The Red Ball Cafe, up until it closed, was a Hispanic-owned business in the old Barelas neighborhood of New Mexico. This is an historic district that quickly adjusted and transformed to accommodate Route 66 traffic and take advantage of the new form of commerce. It takes its name from the Valera/Balera family who owned an estancia in the area as early as 1662. According to the National Register of Historic Places for the area, “At its peak from the late 1930s to the mid-1950s, the Barelas-South Fourth Street Historic District was a thriving automobile commercial strip. It not only served highway traffic and was the primary shopping district for the Barelas neighborhood, but also offered South Valley farmers on their way to downtown a full line of businesses with congenial, bilingual proprietors.” (Sec. 7, pg. 7)

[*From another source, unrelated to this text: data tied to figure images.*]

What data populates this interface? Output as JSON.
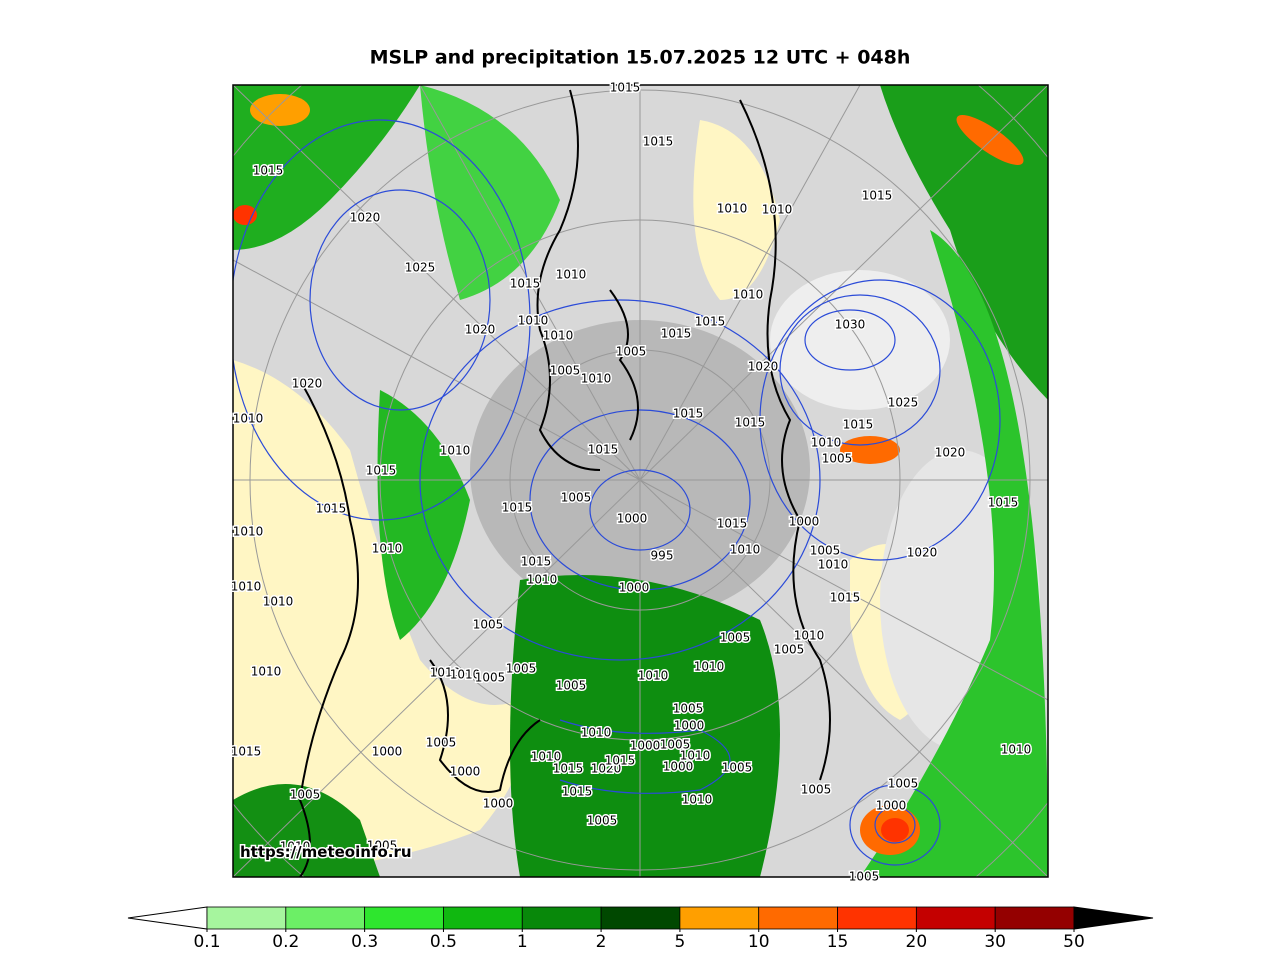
{
  "title": "MSLP and precipitation 15.07.2025 12 UTC + 048h",
  "watermark": "https://meteoinfo.ru",
  "isobar_labels": [
    "1015",
    "1015",
    "1015",
    "1020",
    "1025",
    "1010",
    "1010",
    "1015",
    "1015",
    "1010",
    "1010",
    "1010",
    "1010",
    "1020",
    "1015",
    "1015",
    "1030",
    "1005",
    "1005",
    "1010",
    "1020",
    "1020",
    "1010",
    "1015",
    "1025",
    "1015",
    "1015",
    "1010",
    "1005",
    "1020",
    "1010",
    "1015",
    "1015",
    "1005",
    "1015",
    "1015",
    "1000",
    "1015",
    "1000",
    "1015",
    "1010",
    "1010",
    "1010",
    "1005",
    "1015",
    "995",
    "1020",
    "1010",
    "1010",
    "1000",
    "1010",
    "1010",
    "1015",
    "1005",
    "1005",
    "1010",
    "1005",
    "1010",
    "1010",
    "1010",
    "1005",
    "1005",
    "1010",
    "1010",
    "1005",
    "1005",
    "1000",
    "1010",
    "1005",
    "1000",
    "1015",
    "1000",
    "1005",
    "1010",
    "1010",
    "1000",
    "1015",
    "1020",
    "1015",
    "1000",
    "1005",
    "1010",
    "1005",
    "1005",
    "1015",
    "1010",
    "1005",
    "1000",
    "1000",
    "1005",
    "1010",
    "1005",
    "1005"
  ],
  "colorbar": {
    "ticks": [
      0.1,
      0.2,
      0.3,
      0.5,
      1,
      2,
      5,
      10,
      15,
      20,
      30,
      50
    ],
    "colors": [
      "#a6f59e",
      "#6cef66",
      "#2ee62e",
      "#10b810",
      "#08880a",
      "#004800",
      "#ff9f00",
      "#ff6a00",
      "#ff3300",
      "#c40000",
      "#940000"
    ],
    "under_color": "#ffffff",
    "over_color": "#000000"
  }
}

Meanwhile, the Red Ball Cafe served both as a private residence for the owners, the Padilla family, and was also a place where “people came from all over the area to buy hamburgers with red chil[e], six for a dollar.” (Sec. 7, pg. 15)  For my mom and me, though, “Wimpy’s” was just a reliable place to eat some great food that transcended generations.

This area is filled with places like Wimpy’s: personally significant for me and my family, but also considered historically and nationally significant. Hispanic business owners and consumers influenced these roads and chose to operate and frequent businesses that impacted the lives of travelers and residents alike. This is what this project is all about, to highlight the history of these areas and show not just their historical significance but their connection to Hispanic heritage that features transformation and navigation of new forms of transportation, technology, and commerce.

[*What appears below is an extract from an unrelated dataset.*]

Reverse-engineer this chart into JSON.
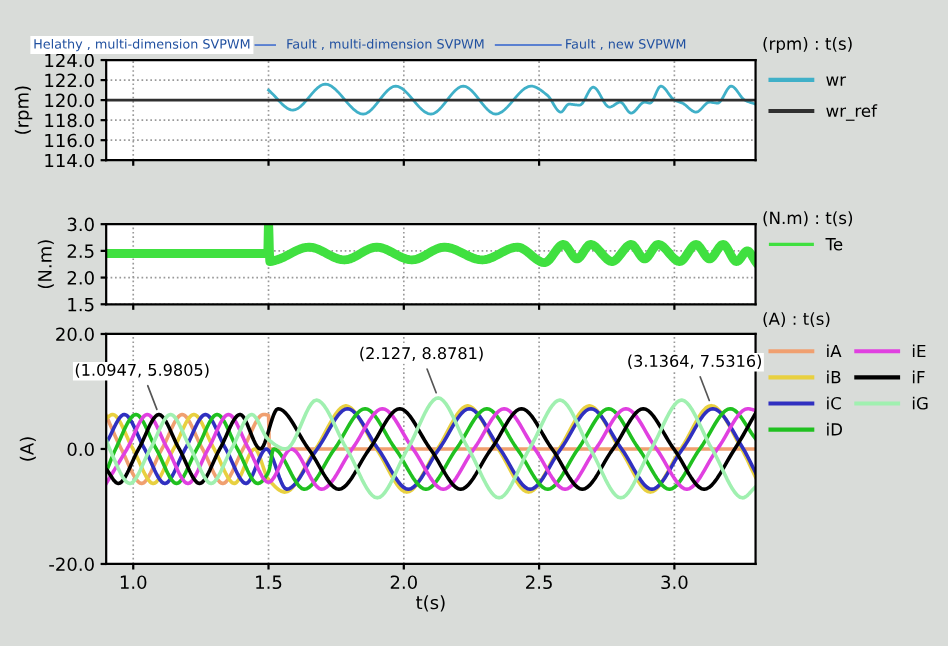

It’s a shame that Wimpy’s closed down. I keep hoping that it will reopen and I can eat one of their burgers again. But until then, there are plenty of other places I can visit along Route 66 in the Fourth Street and Barelas neighborhood, most of which are Hispanic-owned. There’s El Modelos, which has the best stuffed sopapillas known to man; the Dog House, which, while relocated to a different area, still has amazing chile dogs; B. Ruppee’s Drug Store, which is a great location to get herbal remedies based in curanderismo; the house my mother grew up in that is just off of this road and the Catholic Church that we would sometimes go to on Sundays; even the South Valley Animal Clinic, where I take my cat for her shots every year…all on pre-alignment Route 66. Everything has a history, and this area, which maintains a strong connection to Hispanic culture and heritage, is steeped in it.

“South Valley Animal Clinic,” Donatella Davanzo, Center for Southwest Research, University Libraries, University of New Mexico.